On the domestic front, the company was impacted by adverse performance of the crop line of business where poor climatic conditions led to claim estimates being revised higher, coupled with refund of some premium due to computation of the area correction factor.
State-owned general insurer New India Assurance Company reported a net loss of Rs 113.52 crore for the third quarter of the current fiscal, against a profit of Rs 617.29 crore during the corresponding period of the previous financial year. The loss in the third quarter was largely due to multiple global catastrophic events and higher claims in crop insurance.
Atul Sahai, chairman-cum-managing director, said, “Q3FY19 has been a challenging quarter for the company with multiple CAT events like Typhoon Trami, Hurricane Michael, California Wildfires, Kuwait floods and further adverse development in Hurricane Jebi and Hurricane Irma, severely impacting foreign operations in the UK, Japan, Bahrain, Aruba and Curacao. The overall impact of these events in Q3FY19 was about Rs 450 crore.

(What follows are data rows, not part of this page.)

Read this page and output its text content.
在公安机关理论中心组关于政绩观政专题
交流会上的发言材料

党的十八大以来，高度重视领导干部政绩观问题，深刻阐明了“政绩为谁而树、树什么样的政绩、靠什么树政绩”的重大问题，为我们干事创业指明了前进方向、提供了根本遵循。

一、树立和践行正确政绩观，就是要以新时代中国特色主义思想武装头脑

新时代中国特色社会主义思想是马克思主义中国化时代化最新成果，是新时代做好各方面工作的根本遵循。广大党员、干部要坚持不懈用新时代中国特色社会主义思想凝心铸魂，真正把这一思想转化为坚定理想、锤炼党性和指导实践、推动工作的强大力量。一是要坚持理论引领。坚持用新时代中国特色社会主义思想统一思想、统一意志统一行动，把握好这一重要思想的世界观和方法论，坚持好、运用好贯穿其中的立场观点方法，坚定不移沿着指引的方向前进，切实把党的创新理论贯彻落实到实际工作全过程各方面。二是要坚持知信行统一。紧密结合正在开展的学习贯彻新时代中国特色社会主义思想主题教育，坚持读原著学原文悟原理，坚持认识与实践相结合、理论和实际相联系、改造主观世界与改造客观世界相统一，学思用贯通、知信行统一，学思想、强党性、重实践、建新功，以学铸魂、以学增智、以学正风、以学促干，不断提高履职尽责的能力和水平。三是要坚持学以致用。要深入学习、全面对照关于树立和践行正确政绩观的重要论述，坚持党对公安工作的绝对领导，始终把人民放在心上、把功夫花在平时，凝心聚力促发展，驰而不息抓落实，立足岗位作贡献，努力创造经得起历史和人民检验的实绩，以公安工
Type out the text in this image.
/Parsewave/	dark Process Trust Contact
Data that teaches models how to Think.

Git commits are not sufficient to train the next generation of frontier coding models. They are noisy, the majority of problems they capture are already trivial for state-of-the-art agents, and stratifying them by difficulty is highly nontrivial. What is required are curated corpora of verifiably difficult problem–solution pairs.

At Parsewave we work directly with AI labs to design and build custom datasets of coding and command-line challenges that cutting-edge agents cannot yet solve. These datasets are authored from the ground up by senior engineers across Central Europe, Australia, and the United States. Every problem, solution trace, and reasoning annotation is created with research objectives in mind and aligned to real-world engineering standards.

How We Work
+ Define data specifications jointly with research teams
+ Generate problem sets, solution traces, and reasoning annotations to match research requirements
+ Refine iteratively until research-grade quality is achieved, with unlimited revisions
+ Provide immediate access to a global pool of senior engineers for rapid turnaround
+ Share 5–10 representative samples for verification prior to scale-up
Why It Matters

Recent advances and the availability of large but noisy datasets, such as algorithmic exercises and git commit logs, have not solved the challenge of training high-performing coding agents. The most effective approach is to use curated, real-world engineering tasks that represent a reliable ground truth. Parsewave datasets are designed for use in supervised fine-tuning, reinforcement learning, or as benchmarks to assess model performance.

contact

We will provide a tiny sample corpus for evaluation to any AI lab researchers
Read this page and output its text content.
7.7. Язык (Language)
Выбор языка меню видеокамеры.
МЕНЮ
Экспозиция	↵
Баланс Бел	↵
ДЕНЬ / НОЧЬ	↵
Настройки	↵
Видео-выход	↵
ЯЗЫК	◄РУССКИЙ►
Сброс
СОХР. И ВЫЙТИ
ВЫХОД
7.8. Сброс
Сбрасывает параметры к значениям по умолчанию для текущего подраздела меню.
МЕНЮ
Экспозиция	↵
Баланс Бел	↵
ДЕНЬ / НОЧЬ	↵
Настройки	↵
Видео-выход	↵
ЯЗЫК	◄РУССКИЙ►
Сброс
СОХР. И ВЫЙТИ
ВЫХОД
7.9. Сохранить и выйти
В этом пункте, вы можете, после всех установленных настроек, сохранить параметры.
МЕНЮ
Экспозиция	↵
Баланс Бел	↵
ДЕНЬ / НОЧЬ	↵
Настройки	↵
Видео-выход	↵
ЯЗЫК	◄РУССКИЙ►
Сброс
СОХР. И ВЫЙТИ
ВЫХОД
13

On the domestic front, the company was impacted by adverse performance of the crop line of business where poor climatic conditions led to claim estimates being revised higher, coupled with refund of some premium due to computation of the area correction factor. Underwriting losses from this line of business was Rs 161 crore for the quarter. The solvency ratio of New India for the third quarter stood at 2.25 times higher than the regulator’s mandated control level solvency ratio of 1.5 times.
The combined ratio stood at 127.19 percent in Q3FY19 from 109.13 percent in Q3FY18. Gross direct premium income (GDPI) increased to Rs 6,780.23 crore, compared with Rs 6,384.65 crore. The company said the investment income was impacted by about Rs 45 crore due to the write off (as per accounting policy) of equity investments in an infrastructure company whose net worth was eroded.
“The motor line of business continues to witness severe competition, but the company is taking steps to meet the challenges head on. On the positive side, steps taken to correct pricing in health line of business is getting reflected in the improved results by this line of business,” Sahai said.